Claudio Cavallo : flauti, voce ,tamburello
Cosimo Giagnotti chitarra classica, voce ,tamburello)
Alessio Amato synth, chitarra elettrica
Alberto Stefanizzi batteria percussiva

Nasce nel '97 dalla collaborazione di alcuni elementi del gruppo "Terra de Menzu", gruppo storico di ricerca musicale che per anni si è occupato di raccogliere musica e tradizioni popolari del Salento. Con Mascarimirì prosegue il lavoro di ricerca: pizzica, canti di lotta, d'amore, di lavoro, ma, in più, inizia una significativa apertura alle contaminazioni sonore partendo dalle terre più vicine per sonorità e tradizioni fino a quelle più distanti.
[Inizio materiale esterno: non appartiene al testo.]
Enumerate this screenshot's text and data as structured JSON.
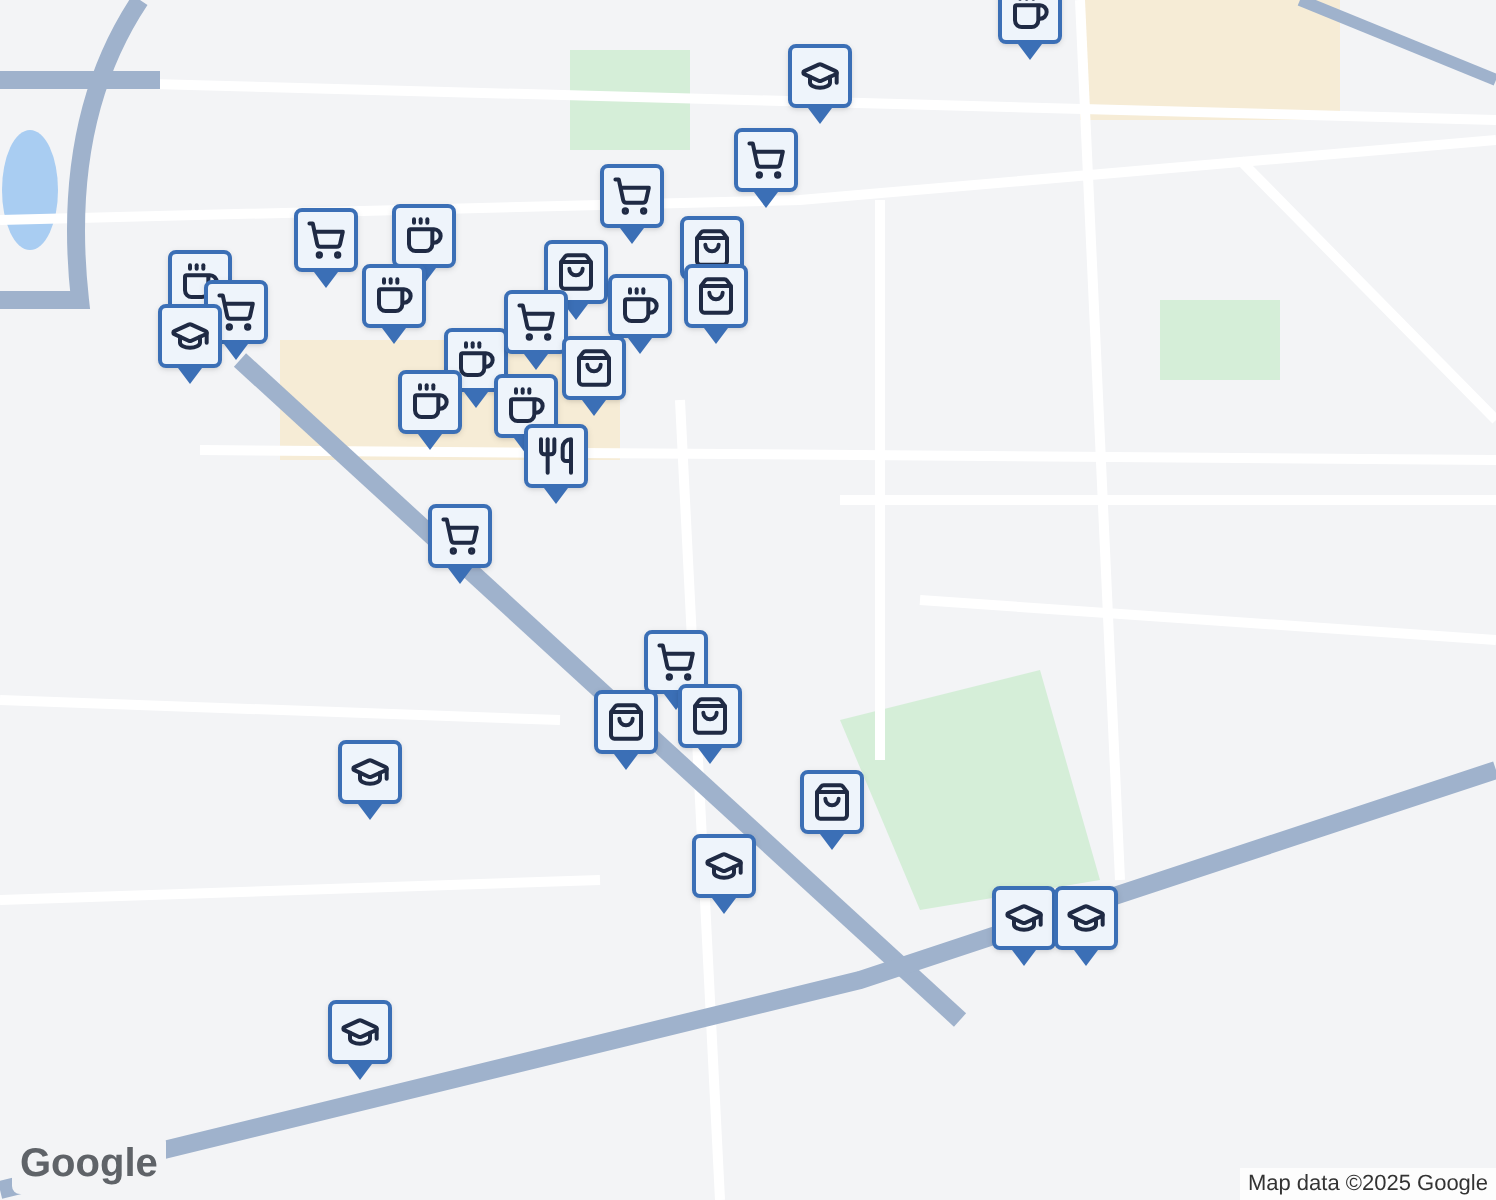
{
  "map": {
    "markers": [
      {
        "kind": "coffee"
      },
      {
        "kind": "school"
      },
      {
        "kind": "cart"
      },
      {
        "kind": "cart"
      },
      {
        "kind": "coffee"
      },
      {
        "kind": "cart"
      },
      {
        "kind": "bag"
      },
      {
        "kind": "coffee"
      },
      {
        "kind": "cart"
      },
      {
        "kind": "school"
      },
      {
        "kind": "coffee"
      },
      {
        "kind": "bag"
      },
      {
        "kind": "coffee"
      },
      {
        "kind": "bag"
      },
      {
        "kind": "coffee"
      },
      {
        "kind": "cart"
      },
      {
        "kind": "bag"
      },
      {
        "kind": "coffee"
      },
      {
        "kind": "coffee"
      },
      {
        "kind": "restaurant"
      },
      {
        "kind": "cart"
      },
      {
        "kind": "cart"
      },
      {
        "kind": "bag"
      },
      {
        "kind": "bag"
      },
      {
        "kind": "school"
      },
      {
        "kind": "bag"
      },
      {
        "kind": "school"
      },
      {
        "kind": "school"
      },
      {
        "kind": "school"
      },
      {
        "kind": "school"
      }
    ]
  },
  "google_logo": "Google",
  "attribution": "Map data ©2025 Google"
}
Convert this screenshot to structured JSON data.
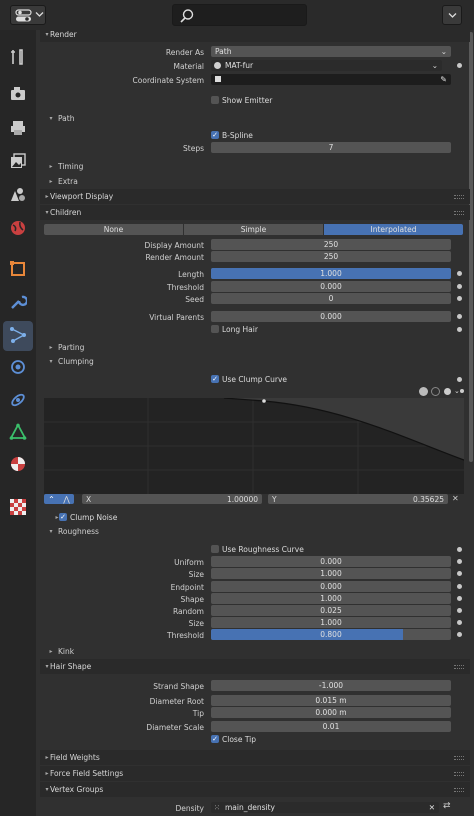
{
  "header": {
    "search_icon": "search-icon",
    "editor_type_icon": "editor-type-icon",
    "menu_icon": "chevron-down-icon"
  },
  "sidebar": {
    "tabs": [
      "tool",
      "render",
      "output",
      "view-layer",
      "scene",
      "world",
      "object",
      "modifier",
      "particles",
      "physics",
      "constraints",
      "data",
      "material",
      "texture"
    ],
    "active": "particles"
  },
  "render": {
    "title": "Render",
    "render_as_label": "Render As",
    "render_as_value": "Path",
    "material_label": "Material",
    "material_value": "MAT-fur",
    "coord_label": "Coordinate System",
    "coord_value": "",
    "show_emitter_label": "Show Emitter"
  },
  "path": {
    "title": "Path",
    "bspline_label": "B-Spline",
    "steps_label": "Steps",
    "steps_value": "7"
  },
  "timing": {
    "title": "Timing"
  },
  "extra": {
    "title": "Extra"
  },
  "viewport_display": {
    "title": "Viewport Display"
  },
  "children": {
    "title": "Children",
    "modes": [
      "None",
      "Simple",
      "Interpolated"
    ],
    "active_mode": "Interpolated",
    "display_amount_label": "Display Amount",
    "display_amount_value": "250",
    "render_amount_label": "Render Amount",
    "render_amount_value": "250",
    "length_label": "Length",
    "length_value": "1.000",
    "length_fill": 1.0,
    "threshold_label": "Threshold",
    "threshold_value": "0.000",
    "seed_label": "Seed",
    "seed_value": "0",
    "virtual_parents_label": "Virtual Parents",
    "virtual_parents_value": "0.000",
    "long_hair_label": "Long Hair"
  },
  "parting": {
    "title": "Parting"
  },
  "clumping": {
    "title": "Clumping",
    "use_clump_curve_label": "Use Clump Curve",
    "curve_x_label": "X",
    "curve_x_value": "1.00000",
    "curve_y_label": "Y",
    "curve_y_value": "0.35625",
    "clump_noise_label": "Clump Noise"
  },
  "roughness": {
    "title": "Roughness",
    "use_roughness_curve_label": "Use Roughness Curve",
    "uniform_label": "Uniform",
    "uniform_value": "0.000",
    "size1_label": "Size",
    "size1_value": "1.000",
    "endpoint_label": "Endpoint",
    "endpoint_value": "0.000",
    "shape_label": "Shape",
    "shape_value": "1.000",
    "random_label": "Random",
    "random_value": "0.025",
    "size2_label": "Size",
    "size2_value": "1.000",
    "threshold_label": "Threshold",
    "threshold_value": "0.800",
    "threshold_fill": 0.8
  },
  "kink": {
    "title": "Kink"
  },
  "hair_shape": {
    "title": "Hair Shape",
    "strand_shape_label": "Strand Shape",
    "strand_shape_value": "-1.000",
    "diameter_root_label": "Diameter Root",
    "diameter_root_value": "0.015 m",
    "tip_label": "Tip",
    "tip_value": "0.000 m",
    "diameter_scale_label": "Diameter Scale",
    "diameter_scale_value": "0.01",
    "close_tip_label": "Close Tip"
  },
  "field_weights": {
    "title": "Field Weights"
  },
  "force_field": {
    "title": "Force Field Settings"
  },
  "vertex_groups": {
    "title": "Vertex Groups",
    "density_label": "Density",
    "density_value": "main_density"
  },
  "colors": {
    "accent": "#4772b3",
    "panel": "#303030",
    "header": "#2a2a2a",
    "field": "#545454"
  }
}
Questo fondamentale cambiamento avviene con l'incontro con Beppe Branca (basso elettrico) e Vito Giannone (mandolino) che porta il gruppo da un suono tradizionale a un groove più innovativo, grazie anche all'uso del mandolino elettrico e degli effetti.
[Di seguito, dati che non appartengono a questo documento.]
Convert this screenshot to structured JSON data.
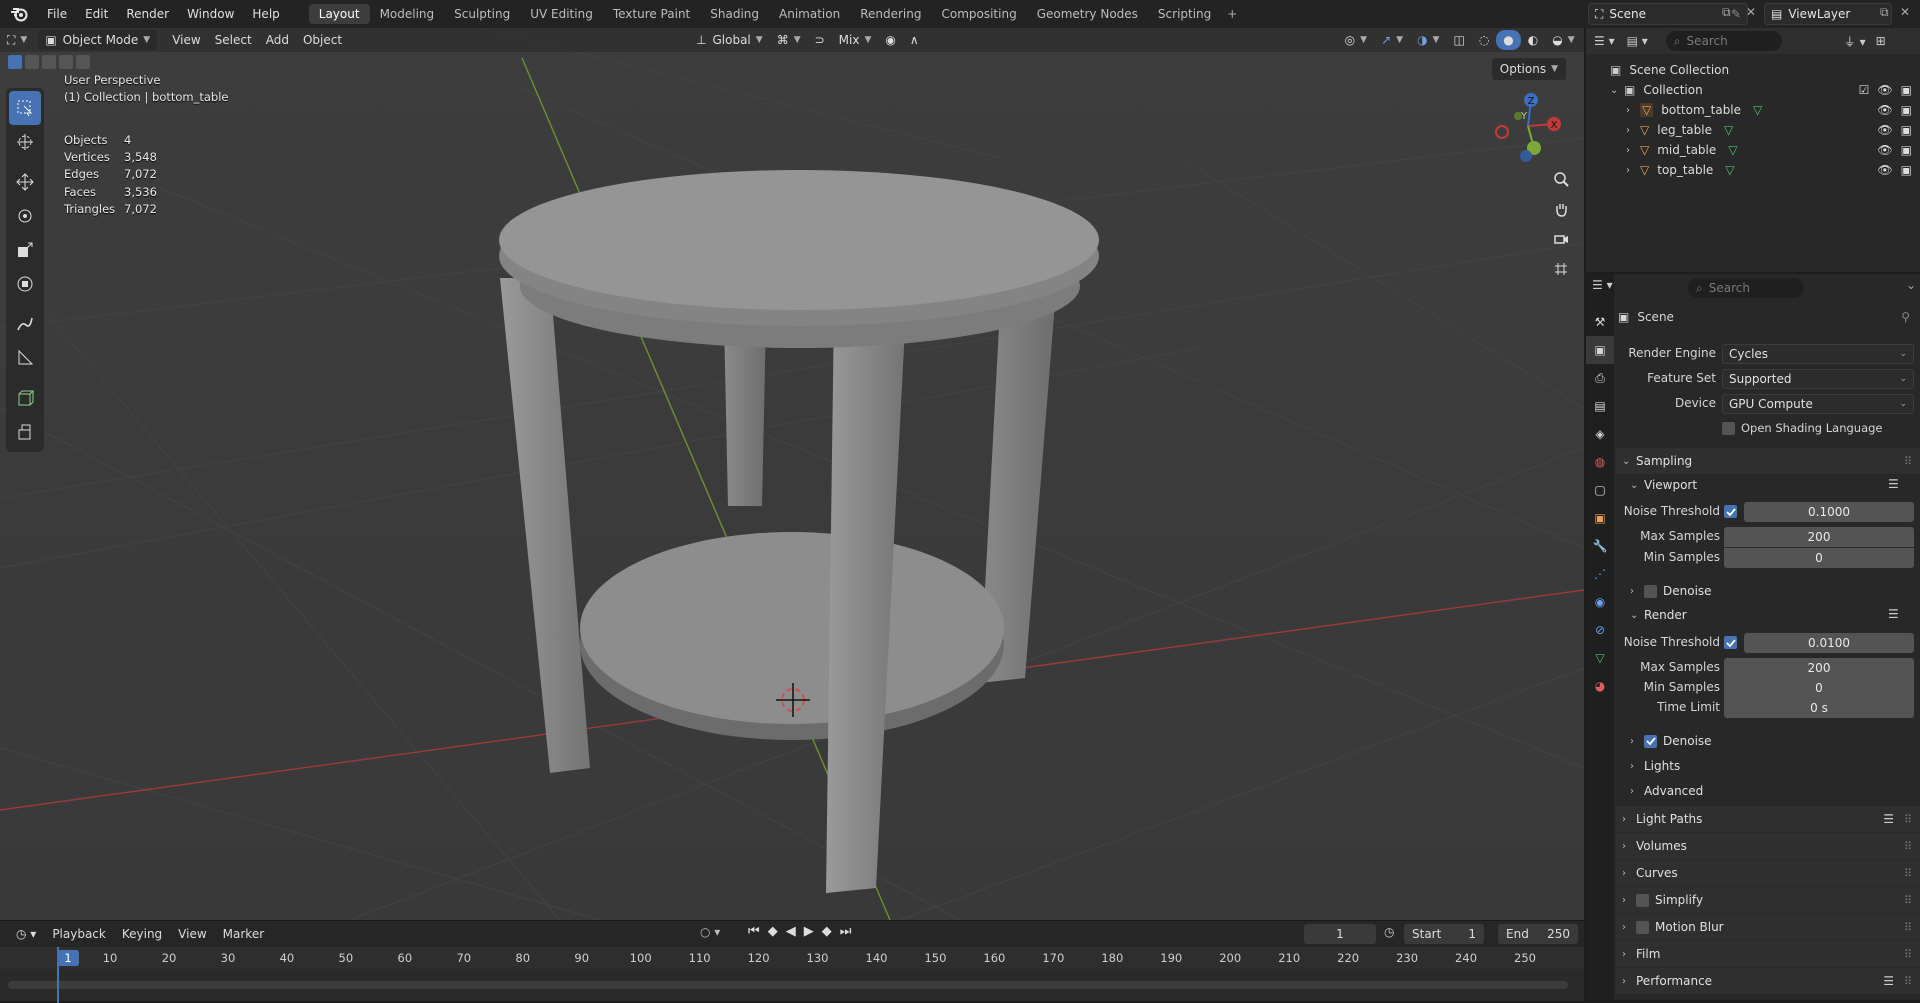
{
  "topbar": {
    "menu": [
      "File",
      "Edit",
      "Render",
      "Window",
      "Help"
    ],
    "workspaces": [
      "Layout",
      "Modeling",
      "Sculpting",
      "UV Editing",
      "Texture Paint",
      "Shading",
      "Animation",
      "Rendering",
      "Compositing",
      "Geometry Nodes",
      "Scripting"
    ],
    "active_workspace": "Layout",
    "scene": "Scene",
    "view_layer": "ViewLayer"
  },
  "viewport_header": {
    "mode": "Object Mode",
    "menus": [
      "View",
      "Select",
      "Add",
      "Object"
    ],
    "transform_orientation": "Global",
    "snap_mode": "Mix",
    "options": "Options"
  },
  "viewport_overlay": {
    "perspective": "User Perspective",
    "collection": "(1) Collection | bottom_table",
    "stats": [
      {
        "label": "Objects",
        "value": "4"
      },
      {
        "label": "Vertices",
        "value": "3,548"
      },
      {
        "label": "Edges",
        "value": "7,072"
      },
      {
        "label": "Faces",
        "value": "3,536"
      },
      {
        "label": "Triangles",
        "value": "7,072"
      }
    ],
    "gizmo": {
      "x": "X",
      "y": "Y",
      "z": "Z"
    }
  },
  "timeline": {
    "menus": [
      "Playback",
      "Keying",
      "View",
      "Marker"
    ],
    "current_frame": "1",
    "start_label": "Start",
    "start": "1",
    "end_label": "End",
    "end": "250",
    "ruler": [
      "1",
      "10",
      "20",
      "30",
      "40",
      "50",
      "60",
      "70",
      "80",
      "90",
      "100",
      "110",
      "120",
      "130",
      "140",
      "150",
      "160",
      "170",
      "180",
      "190",
      "200",
      "210",
      "220",
      "230",
      "240",
      "250"
    ]
  },
  "outliner": {
    "search_placeholder": "Search",
    "scene_collection": "Scene Collection",
    "collection": "Collection",
    "objects": [
      "bottom_table",
      "leg_table",
      "mid_table",
      "top_table"
    ]
  },
  "properties": {
    "search_placeholder": "Search",
    "context": "Scene",
    "render_engine_label": "Render Engine",
    "render_engine": "Cycles",
    "feature_set_label": "Feature Set",
    "feature_set": "Supported",
    "device_label": "Device",
    "device": "GPU Compute",
    "osl_label": "Open Shading Language",
    "sampling": {
      "title": "Sampling",
      "viewport": {
        "title": "Viewport",
        "noise_threshold_label": "Noise Threshold",
        "noise_threshold": "0.1000",
        "max_samples_label": "Max Samples",
        "max_samples": "200",
        "min_samples_label": "Min Samples",
        "min_samples": "0",
        "denoise_label": "Denoise"
      },
      "render": {
        "title": "Render",
        "noise_threshold_label": "Noise Threshold",
        "noise_threshold": "0.0100",
        "max_samples_label": "Max Samples",
        "max_samples": "200",
        "min_samples_label": "Min Samples",
        "min_samples": "0",
        "time_limit_label": "Time Limit",
        "time_limit": "0 s",
        "denoise_label": "Denoise"
      },
      "lights": "Lights",
      "advanced": "Advanced"
    },
    "panels": [
      "Light Paths",
      "Volumes",
      "Curves",
      "Simplify",
      "Motion Blur",
      "Film",
      "Performance"
    ]
  },
  "colors": {
    "accent": "#4772b3",
    "x_axis": "#c23a3a",
    "y_axis": "#7fa83a",
    "z_axis": "#3b6fc2",
    "object_icon": "#e8a25a",
    "mesh_icon": "#4fc07a"
  }
}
Una buona chiave per capire i Mascarimirì è ripercorrere il filo delle loro numerose collaborazioni. Si comincia dai musicisti della regione Vesuviana, come Daniele Sepe, Cristina Vetrone, Marcello Vitale Eugenio Bennato A.sur.D, O'Lione , Compagnia della Tammorra, e dalla partecipazione alla "Notte della Taranta" nelle due edizioni dirette da Daniele Sepe e Piero Milesi. Poi l'apertura al teatro con la partecipazione a spettacoli del Centro Teatrale Astragali, e l'esperienza etno-jazz coi Calixto; l'incontro musicale coi paesi dall'altra sponda dell'Adriatico come l'Aalbania e la Grecia, e lo studio delle tradizioni come quella Araba e Africana grazie all'incontro con il Berbero Al Noujoum, insieme con Pierangelo Colucci. Ma forse le esperienze che più hanno lasciato il segno derivano dallo scambio coi gruppi marsigliesi Dupain e Gacha Empega e l'incontro con la solarità della musica Reggae e HipHop, con la collaborazione con i Sud Sound System.
Coi Mascarimirì la pizzica tradizionale cambia aspetto manifestando una naturale inclinazione ai tempi e alle timbrica della musica tecno, inaugurando un percorso musicale nuovo, o, come viene definito dagli stessi musicisti, "tradinnovativo".